Certains enfants exposés comme des jumeaux ne le sont pas en réalité. Il arrive qu’une mère expose petit et grand frères, les faisant passer pour des jumeaux afin de soutirer de l’argent aux passants souvent sensibles à la misère qu’ils lisent sur les visages de ces nécessiteux circonstanciels.
Mendier est donc devenue une profession. Un travail comme un autre qui rapporte parfois très gros, comme nous l’explique Rokia Coulibaly: «cela fait 5 ans que je mendie avec mes enfants. Venue du village rejoindre mon mari, j’ai essayé les petits commerces mais rien ne marche. Je suis donc devenue mendiante. Mes enfants ont un écart d’âge pas très grand et se ressemblent beaucoup. Je les fais donc passer pour des jumeaux. Par jour, je peux gagner entre 5.000 et 20.000 F CFA. Certaines font pire. Elles réunissent des enfants qui n’ont aucun lien familial et reversent une partie de la recette aux vraix parents la nuit venue. Impossible de faire un diagnostic de la vie réelle de chacun d’entre eux.

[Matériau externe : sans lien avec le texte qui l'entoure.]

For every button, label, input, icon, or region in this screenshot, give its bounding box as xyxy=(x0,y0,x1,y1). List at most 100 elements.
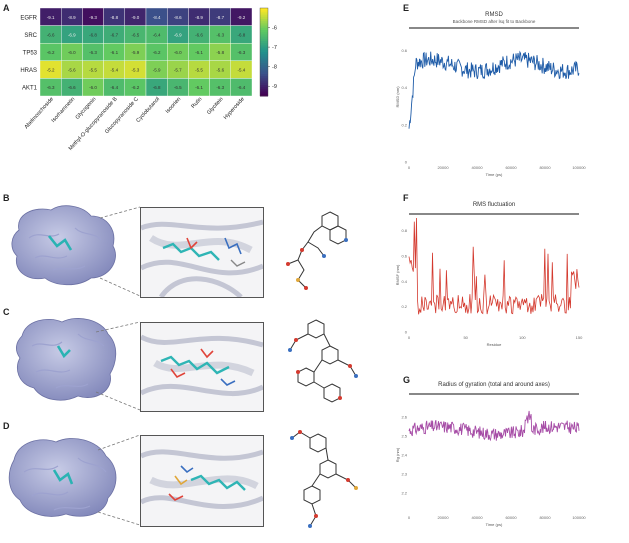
y-tick-label: 0.4 xyxy=(401,279,407,284)
plot-title: Radius of gyration (total and around axe… xyxy=(438,382,550,388)
colorbar-tick-label: -8 xyxy=(272,65,277,71)
panel-label-g: G xyxy=(403,375,411,385)
radius-of-gyration-plot: Radius of gyration (total and around axe… xyxy=(395,382,586,527)
colorbar-segment xyxy=(260,41,268,44)
plot-subtitle: Backbone RMSD after lsq fit to Backbone xyxy=(453,19,536,24)
heatmap-cell-value: -8.4 xyxy=(153,15,161,20)
plot-title: RMSD xyxy=(485,12,503,18)
colorbar-segment xyxy=(260,93,268,97)
heatmap-cell-value: -6.8 xyxy=(89,32,97,37)
heatmap-cell-value: -6.4 xyxy=(238,85,246,90)
x-tick-label: 60000 xyxy=(505,515,517,520)
heatmap-cell-value: -5.9 xyxy=(153,68,161,73)
series-line xyxy=(408,410,580,442)
series-line xyxy=(408,217,580,315)
heatmap-cell-value: -6.6 xyxy=(195,32,203,37)
heatmap-cell-value: -6.2 xyxy=(47,50,55,55)
heatmap-cell-value: -5.9 xyxy=(132,50,140,55)
panel-label-c: C xyxy=(3,307,10,317)
colorbar-segment xyxy=(260,91,268,95)
heatmap-cell-value: -6.3 xyxy=(47,85,55,90)
heatmap-cell-value: -6.1 xyxy=(110,50,118,55)
colorbar-segment xyxy=(260,54,268,57)
panel-label-e: E xyxy=(403,3,410,13)
x-tick-label: 0 xyxy=(408,335,411,340)
colorbar-segment xyxy=(260,82,268,86)
heatmap-cell-value: -6.9 xyxy=(68,32,76,37)
heatmap-cell-value: -5.7 xyxy=(174,68,182,73)
colorbar-tick-label: -9 xyxy=(272,84,277,90)
heatmap-cell-value: -6.5 xyxy=(132,32,140,37)
protein-surface-b xyxy=(11,205,116,286)
x-tick-label: 60000 xyxy=(505,165,517,170)
colorbar-segment xyxy=(260,67,268,71)
colorbar-segment xyxy=(260,74,268,77)
colorbar-segment xyxy=(260,16,268,20)
heatmap-cell-value: -6.7 xyxy=(110,32,118,37)
x-tick-label: 100000 xyxy=(572,515,586,520)
x-tick-label: 0 xyxy=(408,515,411,520)
y-axis-label: RMSD (nm) xyxy=(395,86,400,108)
plot-title: RMS fluctuation xyxy=(473,202,515,208)
y-tick-label: 0.6 xyxy=(401,254,407,259)
x-tick-label: 40000 xyxy=(471,165,483,170)
y-tick-label: 0.8 xyxy=(401,228,407,233)
colorbar-tick-label: -7 xyxy=(272,45,277,51)
protein-surface-d xyxy=(8,438,117,517)
colorbar-tick-label: -6 xyxy=(272,26,277,32)
colorbar-segment xyxy=(260,47,268,51)
y-tick-label: 2.4 xyxy=(401,453,407,458)
y-tick-label: 2.3 xyxy=(401,472,407,477)
heatmap-cell-value: -8.9 xyxy=(195,15,203,20)
colorbar-segment xyxy=(260,12,268,16)
y-tick-label: 2.5 xyxy=(401,434,407,439)
x-tick-label: 50 xyxy=(463,335,468,340)
heatmap-cell-value: -6.3 xyxy=(238,50,246,55)
colorbar-segment xyxy=(260,19,268,22)
protein-surface-c xyxy=(16,318,117,401)
panel-label-d: D xyxy=(3,421,10,431)
heatmap-cell-value: -6.1 xyxy=(195,85,203,90)
x-tick-label: 80000 xyxy=(539,165,551,170)
heatmap-cell-value: -6.6 xyxy=(68,85,76,90)
heatmap-cell-value: -5.8 xyxy=(216,50,224,55)
colorbar-segment xyxy=(260,76,268,79)
heatmap-row-label: EGFR xyxy=(20,15,37,21)
colorbar-segment xyxy=(260,36,268,40)
heatmap-cell-value: -6.4 xyxy=(110,85,118,90)
heatmap-cell-value: -6.3 xyxy=(216,32,224,37)
heatmap-cell-value: -6.2 xyxy=(153,50,161,55)
heatmap-cell-value: -6.3 xyxy=(89,50,97,55)
y-tick-label: 0.2 xyxy=(401,122,407,127)
panel-label-f: F xyxy=(403,193,409,203)
colorbar-segment xyxy=(260,71,268,75)
colorbar-segment xyxy=(260,30,268,33)
x-tick-label: 40000 xyxy=(471,515,483,520)
colorbar-segment xyxy=(260,49,268,53)
heatmap-row-label: TP53 xyxy=(23,51,38,57)
heatmap-cell-value: -6.5 xyxy=(174,85,182,90)
colorbar-segment xyxy=(260,23,268,27)
heatmap-cell-value: -9.2 xyxy=(238,15,246,20)
docking-heatmap: EGFR -9.1 -8.9 -9.3 -8.8 -9.0 -8.4 -8.6 -8.9 -8.7… xyxy=(20,7,277,152)
colorbar-segment xyxy=(260,38,268,42)
colorbar-segment xyxy=(260,8,268,11)
x-tick-label: 80000 xyxy=(539,515,551,520)
series-line xyxy=(408,50,580,129)
x-axis-label: Residue xyxy=(487,342,502,347)
heatmap-row-label: SRC xyxy=(24,33,37,39)
y-tick-label: 2.2 xyxy=(401,491,407,496)
heatmap-cell-value: -5.4 xyxy=(110,68,118,73)
heatmap-cell-value: -6.8 xyxy=(238,32,246,37)
binding-site-zoom-c xyxy=(140,322,264,412)
ligand-2d-diagram-b xyxy=(286,211,348,290)
heatmap-row-label: HRAS xyxy=(20,68,37,74)
colorbar-segment xyxy=(260,78,268,82)
rmsf-plot: RMS fluctuation 0.8 0.6 0.4 0.2 00 50 100 150 RMS… xyxy=(395,202,583,347)
y-tick-label: 0.4 xyxy=(401,85,407,90)
colorbar-segment xyxy=(260,14,268,18)
y-axis-label: Rg (nm) xyxy=(395,447,400,462)
colorbar-segment xyxy=(260,85,268,88)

L’une des facettes de ce métier est le travail en groupe. Ils forment un conglomérat hommes, femmes et enfants, et parcourent les rues, tendant leurs sébiles au premier venu. Comment faire la différence entre un vrai mendiant et un faux?
Comment faire la part entre une personne réellement dans le besoin et celle qui fait du business? Tout est une question de sensibilité à présent, comme le signifie un burkinabè: «les gens sont tellement avide d’argent qu’ils sont capables d’inventer tout et n’importe quoi. Partout, on rencontre des personnes qui disent être dans le besoin, et parmi elles se cachent des escrocs.
Cependant, il existe des personnes sincères qui sont réellement dans le besoin et qui ne bénéficieront pas de la générosité de leurs frères parce que ceux-ci sont devenus méfiants».
Germaine BIRBA
Les mendiants de luxe
Les profils de la mendicité sont légion. Il suffit de sillonner la ville pour se résoudre à l’idée que rien ne peut arrêter l’ingéniosité humaine. En plus de ces faux jumeaux, il existe également les mendiants de «luxe». Ce groupe de personnes ne demande pas les pièces que les généreux donateurs veulent bien jeter dans les plats au bord de la route. Non! ils réclament plus, et ont des horaires de travail bien différents des autres. En effet, la nuit venue, il n’est pas rare de croiser ce nouveau genre de mendiants. Parfois très bien habillés et sur des motos. Leur tactique est de feindre une panne d’essence ou un quelconque problème qui amènerait toute âme sensible à leur glisser un billet de banque.
«Un soir, pendant que je rentrais du boulot assez tard, j’ai rencontré une femme qui avait un bébé au dos et qui poussait sa moto. Elle m’a dit être en panne d’essence et n’avait pas d’argent. Vu l’heure tardive et ayant peur qu’elle ne soit agressée avec son bébé, je lui ai remis 1.000 F CFA pour son essence. Deux semaines après, j’ai de nouveau rencontré cette dame dans un autre quartier avec le même prétexte. J’ai donc compris que c’était juste un stratagème pour soutirer de l’argent aux autres», témoignait une victime.
Ces nouveaux types de mendiants développent différentes astuces: tantôt en panne de moto, tantôt le coup du malade devant la pharmacie ou devant les hôpitaux.